Hadoop Block Size Configuration and Components
Block is defined as the smallest site/location on the hard drive that is available to read and write data. Data in HDFS(Hadoop Distributed File System) is split into blocks distributed across cluster nodes. The whole file is divided into small blocks and then stored as separate units.
Each block is replicated multiple times for fault tolerance. The default is to replicate each block three times and are stored on different nodes. HDFS utilizes the local file system to store each HDFS block as a separate file. It is designed to reliably store very large files across machines in large clusters.
How are the HDFS Blocks replicated?
Block size in HDFS and replication factor are configurable per file. An application can set up the number of replicas programmatically. It can be specified at file creation time and can be changed later if needed. Decisions related to the block size are made by Name Node. HDFS uses a rack-aware replica placement policy to make two copies of the data in the same rack and the third copy in a different rack.

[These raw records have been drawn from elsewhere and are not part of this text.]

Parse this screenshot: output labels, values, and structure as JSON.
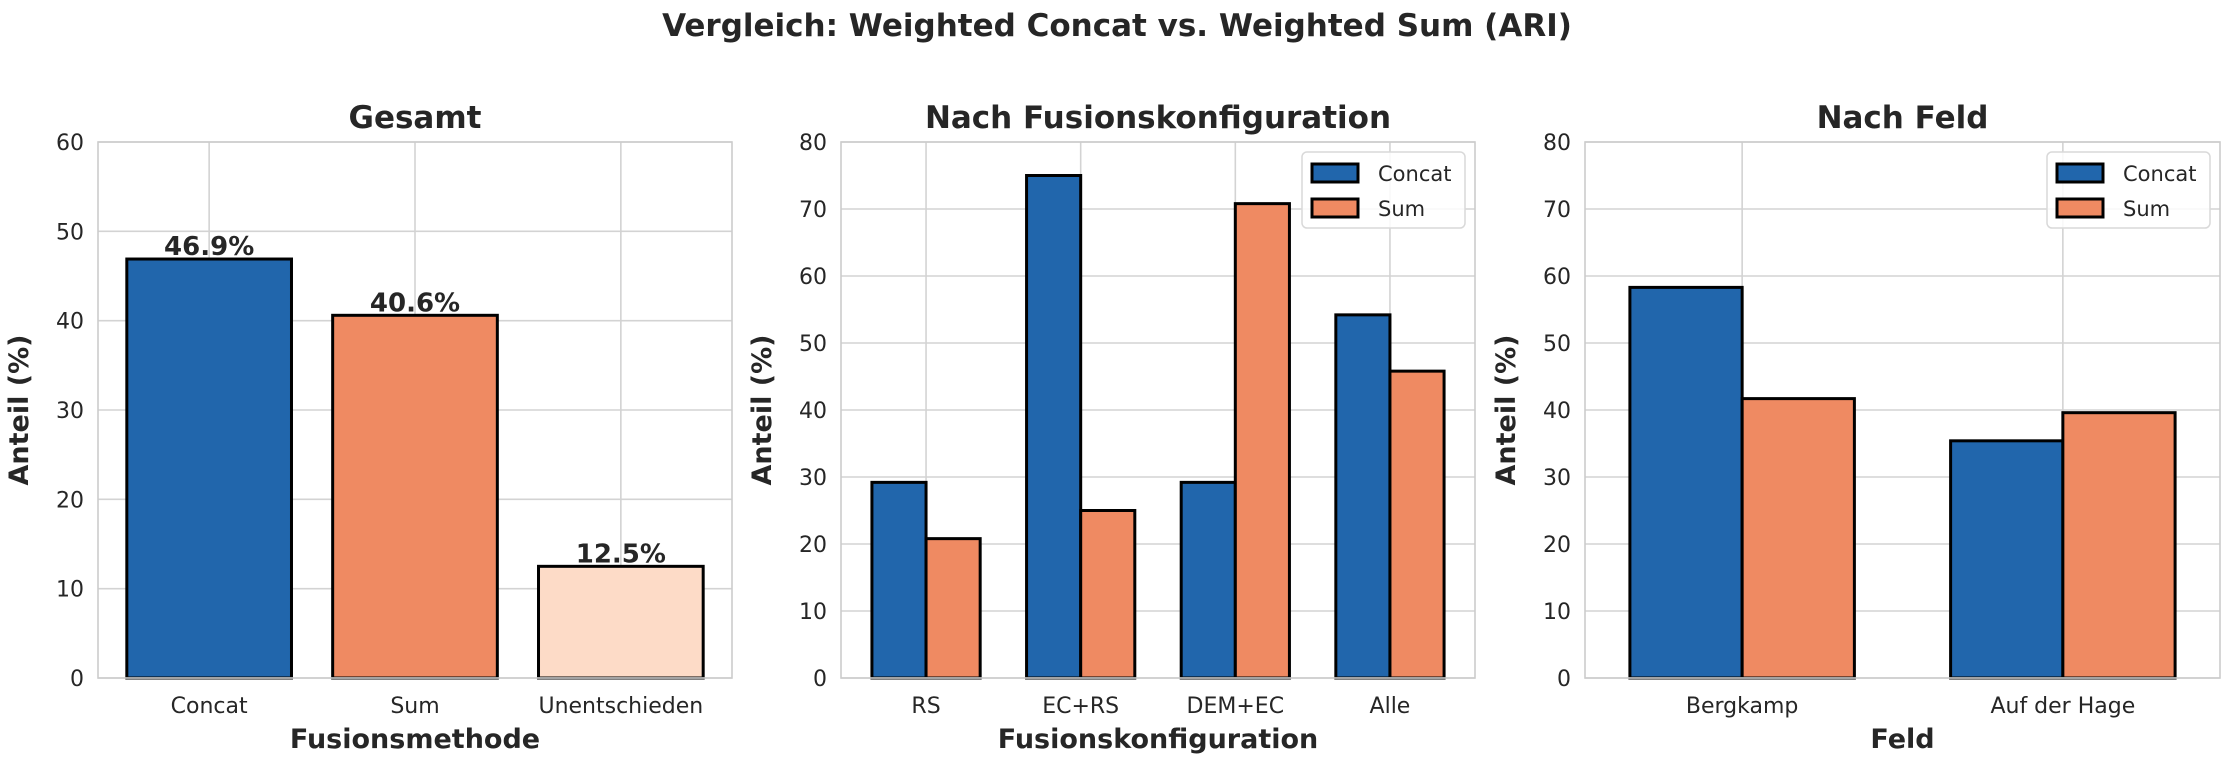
{
  "figure": {
    "suptitle": "Vergleich: Weighted Concat vs. Weighted Sum (ARI)"
  },
  "colors": {
    "concat": "#2166ac",
    "sum": "#ef8a62",
    "undecided": "#fddbc7",
    "grid": "#d3d3d3",
    "edge": "#000000",
    "text": "#262626"
  },
  "chart_data": [
    {
      "type": "bar",
      "title": "Gesamt",
      "xlabel": "Fusionsmethode",
      "ylabel": "Anteil (%)",
      "ylim": [
        0,
        60
      ],
      "yticks": [
        0,
        10,
        20,
        30,
        40,
        50,
        60
      ],
      "grid": true,
      "categories": [
        "Concat",
        "Sum",
        "Unentschieden"
      ],
      "values": [
        46.9,
        40.6,
        12.5
      ],
      "bar_colors": [
        "#2166ac",
        "#ef8a62",
        "#fddbc7"
      ],
      "data_labels": [
        "46.9%",
        "40.6%",
        "12.5%"
      ]
    },
    {
      "type": "bar",
      "title": "Nach Fusionskonfiguration",
      "xlabel": "Fusionskonfiguration",
      "ylabel": "Anteil (%)",
      "ylim": [
        0,
        80
      ],
      "yticks": [
        0,
        10,
        20,
        30,
        40,
        50,
        60,
        70,
        80
      ],
      "grid": true,
      "legend_position": "upper right",
      "categories": [
        "RS",
        "EC+RS",
        "DEM+EC",
        "Alle"
      ],
      "series": [
        {
          "name": "Concat",
          "color": "#2166ac",
          "values": [
            29.2,
            75.0,
            29.2,
            54.2
          ]
        },
        {
          "name": "Sum",
          "color": "#ef8a62",
          "values": [
            20.8,
            25.0,
            70.8,
            45.8
          ]
        }
      ]
    },
    {
      "type": "bar",
      "title": "Nach Feld",
      "xlabel": "Feld",
      "ylabel": "Anteil (%)",
      "ylim": [
        0,
        80
      ],
      "yticks": [
        0,
        10,
        20,
        30,
        40,
        50,
        60,
        70,
        80
      ],
      "grid": true,
      "legend_position": "upper right",
      "categories": [
        "Bergkamp",
        "Auf der Hage"
      ],
      "series": [
        {
          "name": "Concat",
          "color": "#2166ac",
          "values": [
            58.3,
            35.4
          ]
        },
        {
          "name": "Sum",
          "color": "#ef8a62",
          "values": [
            41.7,
            39.6
          ]
        }
      ]
    }
  ]
}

In Unix/Linux-based systems, block size is defined as 8192 bytes. But in HDFS, the default block size is typically defined as 64 MB for Hadoop 1.1x and 128 MB for 2.x and further. This block size can be customized depending on the size of the cluster. HDFS blocks are larger as compared to disk blocks, mainly to minimize the seek costs. In the older version of Hadoop, the default replication size is defined as three, It means each block is replicated three times and stored in different nodes.
For Example: If a particular file is 50 MB, and the HDFS block is 64 MB as the default size, it will create a block of 50 MB for that file. The remaining 14 MB is free to do something else.
Benefits of Block Transfer
When we talk about big data, the data file can be larger than any single disk on the network. The use of HDFS blocks provides fault tolerance and availability. Each block is replicated to a few physically separate machines to insure against corrupted blocks and disk/machine failure. If a copy of the block is not available, from a location, the same copy of that block can be read from another location, keeping the transparency to the client.
Difference between HDFS and Network Attached Storage (NAS)?
In the Hadoop framework, HDFS is a distributed file system used for storing data in commodity hardware. But NAS is a file-level server for data storage that is connected to a computer network.
HDFS stores the data by distributing it to a cluster made from commodity hardware, whereas NAS stores data on dedicated hardware.
HDFS works with the MapReduce framework whereas, in NAS, computation and data are stored separately.